Writer Samantha Irby calls her latest book 'a devolution!'

Here's a sneak peek at the cover of essayist (and And Just Like That writer) Samantha Irby's latest book.

Samantha Irby is in a much different place now than the last time she was promoting a new book: When her last essay collection, the sharply funny, very relatable Wow, No Thank You was released just as the pandemic began in March 2020, Irby soon found herself promoting it her on her first virtual book tour. And now her latest, Quietly Hostile (due May 2023) will be out, with the pandemic (hopefully, mostly) in the rearview mirror and her career on an upswing — she has since became a writer on HBO's And Just Like That, which was renewed for a second season.

But that doesn't mean everything's glam and rosy. According to her publisher, Irby is just trying to keep her life together as she always had: "Her teeth are poisoning her from inside her mouth, and her diarrhea is back. She gets turned away from a restaurant for wearing ugly clothes, she goes to therapy and tries out Lexapro, gets healed with Reiki, explores the power of crystals, and becomes addicted to QVC. Making light of herself as she takes us on an outrageously funny tour of all the details that make up a true portrait of her life, Irby is once again the relatable, uproarious tonic we all need."

Here's a first look at the cover, and a few words from the author herself.

Quietly Hostile: Essays by Samantha Irby
Writer Samantha Irby calls her latest book 'a devolution!'. Eva Blue; Vintage

ENTERTAINMENT WEEKLY: How is this an evolution from your last book? How is it not?

SAMANTHA IRBY: Well, I'm a hundred years older than I was when the last book came out and considerably more feral and mentally ill. It's a devolution!

How did you choose the topics to cover in Quietly Hostile?

I think Covid chose most of the subject matter for me! I didn't go anywhere or do anything cool but I did get the worst dog on the planet and my brain melted, so I wrote about him and that plus a bunch of indoor stuff like incontinence and the gorgeous, soothing hosts of Quality Value Convenience.

Did your writing process change at all this time around?

Not at all!!!!! As usual, I pitched my editor an outline full of smart and thoughtful ideas, then a few weeks before it was due I started panic-writing a bunch of semi-smart (maybe?) things about sitting in strip mall parking lots and how much I love David Matthews. Haha what if I was like "this time around I reinvented the modern essay blah blah sniffing my own farts blah?" You'd laugh yourself to death. Anyway: same soup, just reheated.

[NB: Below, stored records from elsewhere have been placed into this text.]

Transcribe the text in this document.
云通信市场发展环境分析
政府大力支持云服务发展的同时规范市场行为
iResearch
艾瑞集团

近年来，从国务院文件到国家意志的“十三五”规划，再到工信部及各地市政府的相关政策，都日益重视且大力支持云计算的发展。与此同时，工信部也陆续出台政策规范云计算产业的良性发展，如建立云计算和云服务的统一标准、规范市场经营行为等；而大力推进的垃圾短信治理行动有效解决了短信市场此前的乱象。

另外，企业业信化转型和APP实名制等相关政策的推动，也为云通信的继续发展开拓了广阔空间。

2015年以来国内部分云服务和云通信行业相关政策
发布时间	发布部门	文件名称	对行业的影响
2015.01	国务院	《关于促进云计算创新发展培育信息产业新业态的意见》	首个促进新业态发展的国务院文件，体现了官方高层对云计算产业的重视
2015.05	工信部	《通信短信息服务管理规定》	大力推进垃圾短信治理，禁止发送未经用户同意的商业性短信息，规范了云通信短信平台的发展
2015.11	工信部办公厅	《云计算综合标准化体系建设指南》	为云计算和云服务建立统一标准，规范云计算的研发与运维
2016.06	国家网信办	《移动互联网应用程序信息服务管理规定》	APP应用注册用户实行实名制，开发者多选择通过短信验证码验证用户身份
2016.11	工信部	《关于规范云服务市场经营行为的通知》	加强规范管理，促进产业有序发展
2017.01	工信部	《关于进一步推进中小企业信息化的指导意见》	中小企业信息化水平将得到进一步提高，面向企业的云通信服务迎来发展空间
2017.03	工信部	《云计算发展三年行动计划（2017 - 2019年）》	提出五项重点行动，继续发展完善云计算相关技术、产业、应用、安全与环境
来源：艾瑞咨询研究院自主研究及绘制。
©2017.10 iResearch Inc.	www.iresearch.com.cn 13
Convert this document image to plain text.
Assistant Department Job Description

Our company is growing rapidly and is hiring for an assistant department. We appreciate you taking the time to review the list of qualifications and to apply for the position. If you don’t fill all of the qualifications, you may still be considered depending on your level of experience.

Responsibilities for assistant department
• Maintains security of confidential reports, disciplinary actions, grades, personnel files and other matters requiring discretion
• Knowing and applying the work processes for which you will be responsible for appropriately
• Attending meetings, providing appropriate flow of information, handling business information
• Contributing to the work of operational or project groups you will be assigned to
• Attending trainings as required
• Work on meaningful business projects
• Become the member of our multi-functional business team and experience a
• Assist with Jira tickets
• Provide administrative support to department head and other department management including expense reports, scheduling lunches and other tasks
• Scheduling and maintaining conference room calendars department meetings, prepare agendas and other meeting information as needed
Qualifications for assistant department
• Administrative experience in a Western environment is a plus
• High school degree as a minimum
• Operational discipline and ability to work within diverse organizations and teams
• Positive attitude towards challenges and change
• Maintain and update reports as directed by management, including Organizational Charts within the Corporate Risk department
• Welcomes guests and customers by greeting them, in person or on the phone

You promoted your last book during the pandemic, are you looking forward to doing it differently this time (maybe)?

I have been in a public space with more than like twenty-five people maybe...seven times in the last two and a half years? I mean, I'm still buying grocery delivery using a glitchy app on my phone and rolling up to Target with the hatch open for somebody to throw a pack of toilet paper in the back, so I don't think getting barfed on on an airplane is on the menu for me. The virtual tour I did a couple years ago was dope: people got to log on from their beds to see a grainy, greasy, dimly lit corner of the tidiest part of my dining room, and I got to talk to my friends in their pajamas about the stupid garbage we're watching on TV. Why not do that again?